Selon des sources diplomatiques à Tripoli, ces enlèvements sont souvent perpétrés par des milices qui tentent d'obtenir la libération de Libyens détenus à l'étranger.

Ainsi, des sources libyennes n'écartent pas que l'enlèvement de M. Aitan ait un lien avec les demandes de libération d'un jihadiste libyen détenu en Jordanie, Mohamed Saïd Al-Doursi, alias Mohamed Al-Noss.

Les chancelleries elles-mêmes ont été à plusieurs reprises visées. L'attaque la plus meurtrière a eu lieu le 11 septembre 2012 quand des islamistes ont pris d'assaut le consulat américain à Benghazi (est), coûtant la vie à quatre Américains dont l'ambassadeur Chris Stevens.

L'ambassade de France a elle été la cible en avril 2013 d'un attentat à la voiture piégée, qui a fait deux blessés parmi les gendarmes.

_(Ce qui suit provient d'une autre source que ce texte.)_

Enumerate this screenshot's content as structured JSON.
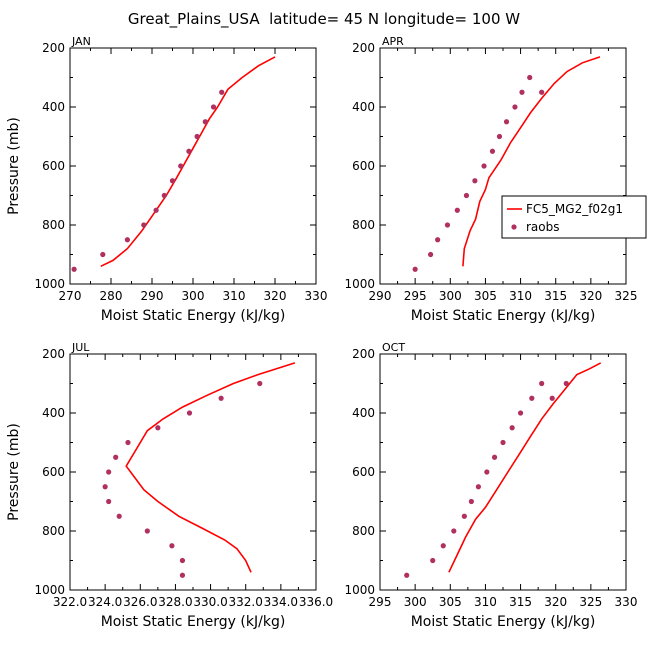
{
  "figure_title": "Great_Plains_USA  latitude= 45 N longitude= 100 W",
  "colors": {
    "model_line": "#ff0000",
    "obs_points": "#b03060"
  },
  "chart_data": [
    {
      "type": "line",
      "panel_label": "JAN",
      "xlabel": "Moist Static Energy (kJ/kg)",
      "ylabel": "Pressure (mb)",
      "xlim": [
        270,
        330
      ],
      "ylim": [
        1000,
        200
      ],
      "xticks": [
        270,
        280,
        290,
        300,
        310,
        320,
        330
      ],
      "xtick_labels": [
        "270",
        "280",
        "290",
        "300",
        "310",
        "320",
        "330"
      ],
      "yticks": [
        200,
        400,
        600,
        800,
        1000
      ],
      "ytick_labels": [
        "200",
        "400",
        "600",
        "800",
        "1000"
      ],
      "series": [
        {
          "kind": "line",
          "x": [
            277.5,
            280.5,
            284,
            287.5,
            290.5,
            293.5,
            296,
            298,
            300,
            302,
            304,
            306,
            308.5,
            312,
            316,
            320
          ],
          "y": [
            940,
            920,
            880,
            820,
            760,
            700,
            640,
            590,
            540,
            490,
            440,
            400,
            340,
            300,
            260,
            230
          ]
        },
        {
          "kind": "scatter",
          "x": [
            271,
            278,
            284,
            288,
            291,
            293,
            295,
            297,
            299,
            301,
            303,
            305,
            307
          ],
          "y": [
            950,
            900,
            850,
            800,
            750,
            700,
            650,
            600,
            550,
            500,
            450,
            400,
            350
          ]
        }
      ],
      "legend": null
    },
    {
      "type": "line",
      "panel_label": "APR",
      "xlabel": "Moist Static Energy (kJ/kg)",
      "ylabel": "",
      "xlim": [
        290,
        325
      ],
      "ylim": [
        1000,
        200
      ],
      "xticks": [
        290,
        295,
        300,
        305,
        310,
        315,
        320,
        325
      ],
      "xtick_labels": [
        "290",
        "295",
        "300",
        "305",
        "310",
        "315",
        "320",
        "325"
      ],
      "yticks": [
        200,
        400,
        600,
        800,
        1000
      ],
      "ytick_labels": [
        "200",
        "400",
        "600",
        "800",
        "1000"
      ],
      "series": [
        {
          "name": "FC5_MG2_f02g1",
          "kind": "line",
          "x": [
            301.8,
            302,
            302.8,
            303.6,
            304.2,
            305,
            305.5,
            307.2,
            308.6,
            310,
            311.4,
            313,
            314.8,
            316.6,
            318.8,
            321.3
          ],
          "y": [
            940,
            880,
            820,
            780,
            720,
            680,
            640,
            580,
            520,
            470,
            420,
            370,
            320,
            280,
            250,
            230
          ]
        },
        {
          "name": "raobs",
          "kind": "scatter",
          "x": [
            295,
            297.2,
            298.2,
            299.6,
            301,
            302.3,
            303.5,
            304.8,
            306,
            307,
            308,
            309.2,
            310.2,
            311.3,
            313
          ],
          "y": [
            950,
            900,
            850,
            800,
            750,
            700,
            650,
            600,
            550,
            500,
            450,
            400,
            350,
            300,
            350
          ]
        }
      ],
      "legend": {
        "entries": [
          "FC5_MG2_f02g1",
          "raobs"
        ]
      }
    },
    {
      "type": "line",
      "panel_label": "JUL",
      "xlabel": "Moist Static Energy (kJ/kg)",
      "ylabel": "Pressure (mb)",
      "xlim": [
        322.0,
        336.0
      ],
      "ylim": [
        1000,
        200
      ],
      "xticks": [
        322,
        324,
        326,
        328,
        330,
        332,
        334,
        336
      ],
      "xtick_labels": [
        "322.0",
        "324.0",
        "326.0",
        "328.0",
        "330.0",
        "332.0",
        "334.0",
        "336.0"
      ],
      "yticks": [
        200,
        400,
        600,
        800,
        1000
      ],
      "ytick_labels": [
        "200",
        "400",
        "600",
        "800",
        "1000"
      ],
      "series": [
        {
          "kind": "line",
          "x": [
            332.3,
            332,
            331.5,
            330.8,
            329.5,
            328.2,
            327,
            326.2,
            325.7,
            325.2,
            325.8,
            326.4,
            327.3,
            328.4,
            329.8,
            331.3,
            332.7,
            334.8
          ],
          "y": [
            940,
            900,
            860,
            830,
            790,
            750,
            700,
            660,
            620,
            580,
            520,
            460,
            420,
            380,
            340,
            300,
            270,
            230
          ]
        },
        {
          "kind": "scatter",
          "x": [
            328.4,
            328.4,
            327.8,
            326.4,
            324.8,
            324.2,
            324.0,
            324.2,
            324.6,
            325.3,
            327.0,
            328.8,
            330.6,
            332.8
          ],
          "y": [
            950,
            900,
            850,
            800,
            750,
            700,
            650,
            600,
            550,
            500,
            450,
            400,
            350,
            300
          ]
        }
      ],
      "legend": null
    },
    {
      "type": "line",
      "panel_label": "OCT",
      "xlabel": "Moist Static Energy (kJ/kg)",
      "ylabel": "",
      "xlim": [
        295,
        330
      ],
      "ylim": [
        1000,
        200
      ],
      "xticks": [
        295,
        300,
        305,
        310,
        315,
        320,
        325,
        330
      ],
      "xtick_labels": [
        "295",
        "300",
        "305",
        "310",
        "315",
        "320",
        "325",
        "330"
      ],
      "yticks": [
        200,
        400,
        600,
        800,
        1000
      ],
      "ytick_labels": [
        "200",
        "400",
        "600",
        "800",
        "1000"
      ],
      "series": [
        {
          "kind": "line",
          "x": [
            304.8,
            306,
            307.2,
            308.6,
            310,
            311.6,
            313.2,
            314.8,
            316.4,
            318,
            319.6,
            321.3,
            323,
            324.8,
            326.4
          ],
          "y": [
            940,
            880,
            820,
            760,
            720,
            660,
            600,
            540,
            480,
            420,
            370,
            320,
            270,
            250,
            230
          ]
        },
        {
          "kind": "scatter",
          "x": [
            298.8,
            302.5,
            304,
            305.5,
            307,
            308,
            309,
            310.2,
            311.3,
            312.5,
            313.8,
            315,
            316.6,
            318,
            319.5,
            321.5
          ],
          "y": [
            950,
            900,
            850,
            800,
            750,
            700,
            650,
            600,
            550,
            500,
            450,
            400,
            350,
            300,
            350,
            300
          ]
        }
      ],
      "legend": null
    }
  ]
}
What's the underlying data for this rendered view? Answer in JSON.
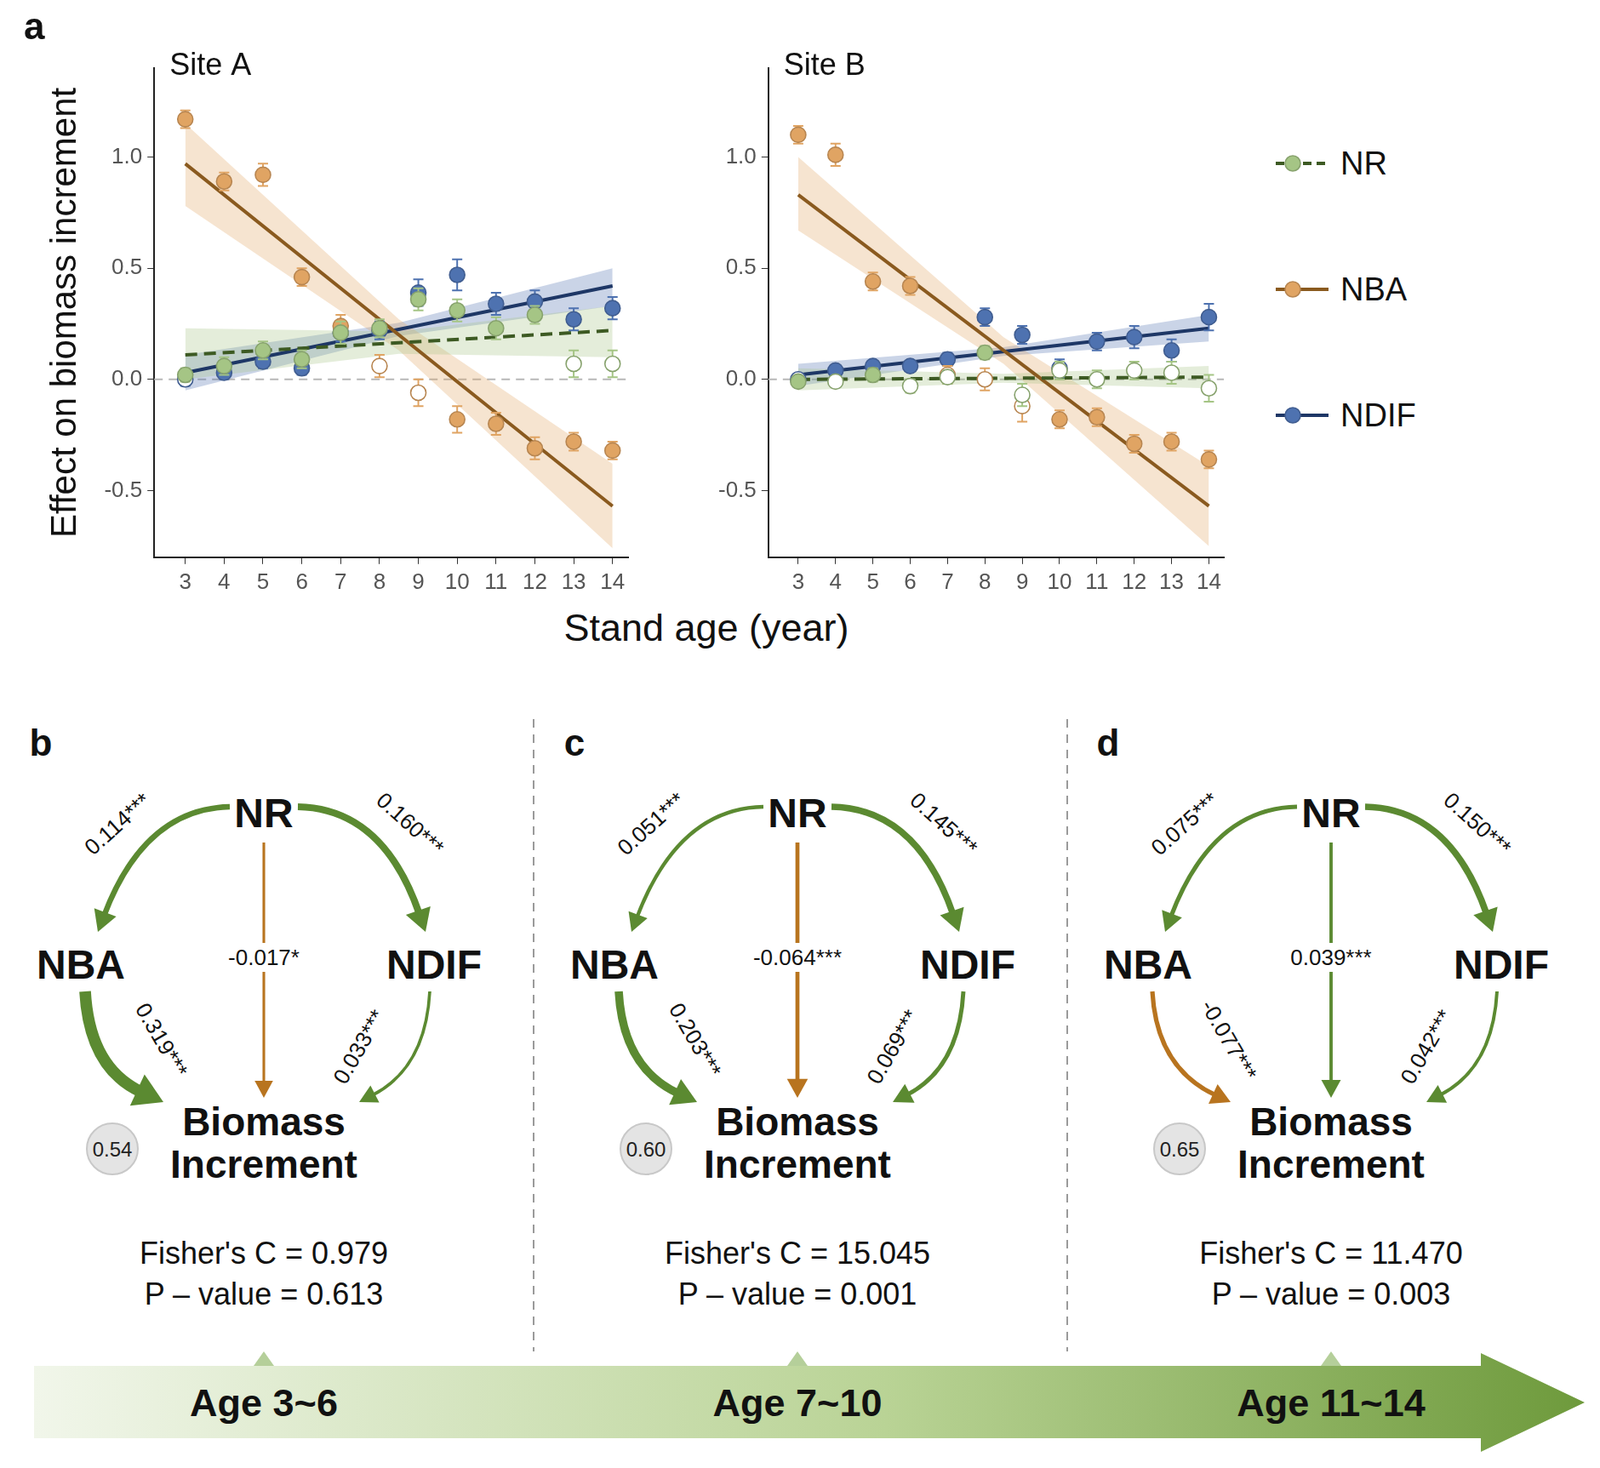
{
  "figure": {
    "panel_label": "a",
    "ylabel": "Effect on biomass increment",
    "xlabel": "Stand age (year)"
  },
  "chart_data": [
    {
      "type": "scatter",
      "title": "Site A",
      "x": [
        3,
        4,
        5,
        6,
        7,
        8,
        9,
        10,
        11,
        12,
        13,
        14
      ],
      "xlim": [
        2.2,
        14.4
      ],
      "xticks": [
        3,
        4,
        5,
        6,
        7,
        8,
        9,
        10,
        11,
        12,
        13,
        14
      ],
      "ylim": [
        -0.8,
        1.4
      ],
      "yticks": [
        -0.5,
        {
          "value": 0,
          "label": "0.0"
        },
        0.5,
        {
          "value": 1,
          "label": "1.0"
        }
      ],
      "grid": false,
      "legend": "right",
      "reference_y": 0,
      "series": [
        {
          "name": "NR",
          "color": "#a5c585",
          "marker": "circle",
          "values": [
            0.02,
            0.06,
            0.13,
            0.09,
            0.21,
            0.23,
            0.36,
            0.31,
            0.23,
            0.29,
            0.07,
            0.07
          ],
          "errors": [
            0.03,
            0.04,
            0.04,
            0.04,
            0.05,
            0.04,
            0.05,
            0.05,
            0.05,
            0.04,
            0.06,
            0.06
          ],
          "significant": [
            true,
            true,
            true,
            true,
            true,
            true,
            true,
            true,
            true,
            true,
            false,
            false
          ],
          "fit": {
            "color": "#3d5a23",
            "line_style": "dashed",
            "x": [
              3,
              14
            ],
            "values": [
              0.11,
              0.22
            ],
            "band_x": [
              3,
              8.5,
              14
            ],
            "lower": [
              0.0,
              0.115,
              0.1
            ],
            "upper": [
              0.23,
              0.215,
              0.33
            ]
          }
        },
        {
          "name": "NBA",
          "color": "#e0a463",
          "marker": "circle",
          "values": [
            1.17,
            0.89,
            0.92,
            0.46,
            0.24,
            0.06,
            -0.06,
            -0.18,
            -0.2,
            -0.31,
            -0.28,
            -0.32
          ],
          "errors": [
            0.04,
            0.04,
            0.05,
            0.04,
            0.05,
            0.05,
            0.06,
            0.06,
            0.05,
            0.05,
            0.04,
            0.04
          ],
          "significant": [
            true,
            true,
            true,
            true,
            true,
            false,
            false,
            true,
            true,
            true,
            true,
            true
          ],
          "fit": {
            "color": "#8a5a1f",
            "line_style": "solid",
            "x": [
              3,
              14
            ],
            "values": [
              0.97,
              -0.57
            ],
            "band_x": [
              3,
              8.5,
              14
            ],
            "lower": [
              0.78,
              0.13,
              -0.76
            ],
            "upper": [
              1.15,
              0.27,
              -0.38
            ]
          }
        },
        {
          "name": "NDIF",
          "color": "#4e72b0",
          "marker": "circle",
          "values": [
            0,
            0.03,
            0.08,
            0.05,
            0.21,
            0.22,
            0.39,
            0.47,
            0.34,
            0.35,
            0.27,
            0.32
          ],
          "errors": [
            0.03,
            0.03,
            0.03,
            0.03,
            0.04,
            0.04,
            0.06,
            0.07,
            0.05,
            0.05,
            0.05,
            0.05
          ],
          "significant": [
            false,
            true,
            true,
            true,
            true,
            true,
            true,
            true,
            true,
            true,
            true,
            true
          ],
          "fit": {
            "color": "#1e3766",
            "line_style": "solid",
            "x": [
              3,
              14
            ],
            "values": [
              0.03,
              0.42
            ],
            "band_x": [
              3,
              8.5,
              14
            ],
            "lower": [
              -0.05,
              0.195,
              0.33
            ],
            "upper": [
              0.11,
              0.255,
              0.5
            ]
          }
        }
      ]
    },
    {
      "type": "scatter",
      "title": "Site B",
      "x": [
        3,
        4,
        5,
        6,
        7,
        8,
        9,
        10,
        11,
        12,
        13,
        14
      ],
      "xlim": [
        2.2,
        14.4
      ],
      "xticks": [
        3,
        4,
        5,
        6,
        7,
        8,
        9,
        10,
        11,
        12,
        13,
        14
      ],
      "ylim": [
        -0.8,
        1.4
      ],
      "yticks": [
        -0.5,
        {
          "value": 0,
          "label": "0.0"
        },
        0.5,
        {
          "value": 1,
          "label": "1.0"
        }
      ],
      "grid": false,
      "reference_y": 0,
      "series": [
        {
          "name": "NR",
          "color": "#a5c585",
          "marker": "circle",
          "values": [
            -0.01,
            -0.01,
            0.02,
            -0.03,
            0.01,
            0.12,
            -0.07,
            0.04,
            0,
            0.04,
            0.03,
            -0.04
          ],
          "errors": [
            0.02,
            0.02,
            0.03,
            0.03,
            0.03,
            0.03,
            0.05,
            0.04,
            0.04,
            0.04,
            0.05,
            0.06
          ],
          "significant": [
            true,
            false,
            true,
            false,
            false,
            true,
            false,
            false,
            false,
            false,
            false,
            false
          ],
          "fit": {
            "color": "#3d5a23",
            "line_style": "dashed",
            "x": [
              3,
              14
            ],
            "values": [
              0,
              0.01
            ],
            "band_x": [
              3,
              8.5,
              14
            ],
            "lower": [
              -0.05,
              -0.015,
              -0.04
            ],
            "upper": [
              0.05,
              0.025,
              0.06
            ]
          }
        },
        {
          "name": "NBA",
          "color": "#e0a463",
          "marker": "circle",
          "values": [
            1.1,
            1.01,
            0.44,
            0.42,
            0.02,
            0,
            -0.12,
            -0.18,
            -0.17,
            -0.29,
            -0.28,
            -0.36
          ],
          "errors": [
            0.04,
            0.05,
            0.04,
            0.04,
            0.04,
            0.05,
            0.07,
            0.04,
            0.04,
            0.04,
            0.04,
            0.04
          ],
          "significant": [
            true,
            true,
            true,
            true,
            false,
            false,
            false,
            true,
            true,
            true,
            true,
            true
          ],
          "fit": {
            "color": "#8a5a1f",
            "line_style": "solid",
            "x": [
              3,
              14
            ],
            "values": [
              0.83,
              -0.57
            ],
            "band_x": [
              3,
              8.5,
              14
            ],
            "lower": [
              0.67,
              0.07,
              -0.75
            ],
            "upper": [
              1.0,
              0.19,
              -0.39
            ]
          }
        },
        {
          "name": "NDIF",
          "color": "#4e72b0",
          "marker": "circle",
          "values": [
            0,
            0.04,
            0.06,
            0.06,
            0.09,
            0.28,
            0.2,
            0.05,
            0.17,
            0.19,
            0.13,
            0.28
          ],
          "errors": [
            0.02,
            0.02,
            0.02,
            0.02,
            0.03,
            0.04,
            0.04,
            0.04,
            0.04,
            0.05,
            0.05,
            0.06
          ],
          "significant": [
            false,
            true,
            true,
            true,
            true,
            true,
            true,
            false,
            true,
            true,
            true,
            true
          ],
          "fit": {
            "color": "#1e3766",
            "line_style": "solid",
            "x": [
              3,
              14
            ],
            "values": [
              0.02,
              0.23
            ],
            "band_x": [
              3,
              8.5,
              14
            ],
            "lower": [
              -0.03,
              0.105,
              0.17
            ],
            "upper": [
              0.07,
              0.145,
              0.29
            ]
          }
        }
      ]
    }
  ],
  "diagrams": [
    {
      "label": "b",
      "nodes": [
        "NR",
        "NBA",
        "NDIF",
        "Biomass Increment"
      ],
      "paths": [
        {
          "from": "NR",
          "to": "NBA",
          "value": 0.114,
          "label": "0.114***"
        },
        {
          "from": "NR",
          "to": "NDIF",
          "value": 0.16,
          "label": "0.160***"
        },
        {
          "from": "NR",
          "to": "Biomass Increment",
          "value": -0.017,
          "label": "-0.017*"
        },
        {
          "from": "NBA",
          "to": "Biomass Increment",
          "value": 0.319,
          "label": "0.319***"
        },
        {
          "from": "NDIF",
          "to": "Biomass Increment",
          "value": 0.033,
          "label": "0.033***"
        }
      ],
      "r2": "0.54",
      "fit_text": [
        "Fisher's C = 0.979",
        "P – value = 0.613"
      ],
      "age": "Age 3~6"
    },
    {
      "label": "c",
      "nodes": [
        "NR",
        "NBA",
        "NDIF",
        "Biomass Increment"
      ],
      "paths": [
        {
          "from": "NR",
          "to": "NBA",
          "value": 0.051,
          "label": "0.051***"
        },
        {
          "from": "NR",
          "to": "NDIF",
          "value": 0.145,
          "label": "0.145***"
        },
        {
          "from": "NR",
          "to": "Biomass Increment",
          "value": -0.064,
          "label": "-0.064***"
        },
        {
          "from": "NBA",
          "to": "Biomass Increment",
          "value": 0.203,
          "label": "0.203***"
        },
        {
          "from": "NDIF",
          "to": "Biomass Increment",
          "value": 0.069,
          "label": "0.069***"
        }
      ],
      "r2": "0.60",
      "fit_text": [
        "Fisher's C = 15.045",
        "P – value = 0.001"
      ],
      "age": "Age 7~10"
    },
    {
      "label": "d",
      "nodes": [
        "NR",
        "NBA",
        "NDIF",
        "Biomass Increment"
      ],
      "paths": [
        {
          "from": "NR",
          "to": "NBA",
          "value": 0.075,
          "label": "0.075***"
        },
        {
          "from": "NR",
          "to": "NDIF",
          "value": 0.15,
          "label": "0.150***"
        },
        {
          "from": "NR",
          "to": "Biomass Increment",
          "value": 0.039,
          "label": "0.039***"
        },
        {
          "from": "NBA",
          "to": "Biomass Increment",
          "value": -0.077,
          "label": "-0.077***"
        },
        {
          "from": "NDIF",
          "to": "Biomass Increment",
          "value": 0.042,
          "label": "0.042***"
        }
      ],
      "r2": "0.65",
      "fit_text": [
        "Fisher's C = 11.470",
        "P – value = 0.003"
      ],
      "age": "Age 11~14"
    }
  ]
}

La répétition de ces attaques, dans l'impunité la plus totale, a mis en évidence l'incapacité des nouvelles autorités libyennes à rétablir l'ordre dans ce pays en proie au chaos et où les milices font la loi depuis la chute du régime de Mouammar Kadhafi.

Les autorités promettent régulièrement d'améliorer la sécurité des représentations diplomatiques, en créant notamment un organe de «sécurité diplomatique», mais les services de sécurité mal formés et indisciplinés se trouvent souvent désarmés face à des assaillants mieux armés et plus décidés qu'eux.

Ce climat d'insécurité a contraint la plupart des diplomates et expatriés à quitter le pays, en particulier Benghazi, bastion de la révolte de 2011 et fief d'islamistes extrémistes, où les diplomates et représentations diplomatiques ont été particulièrement visés.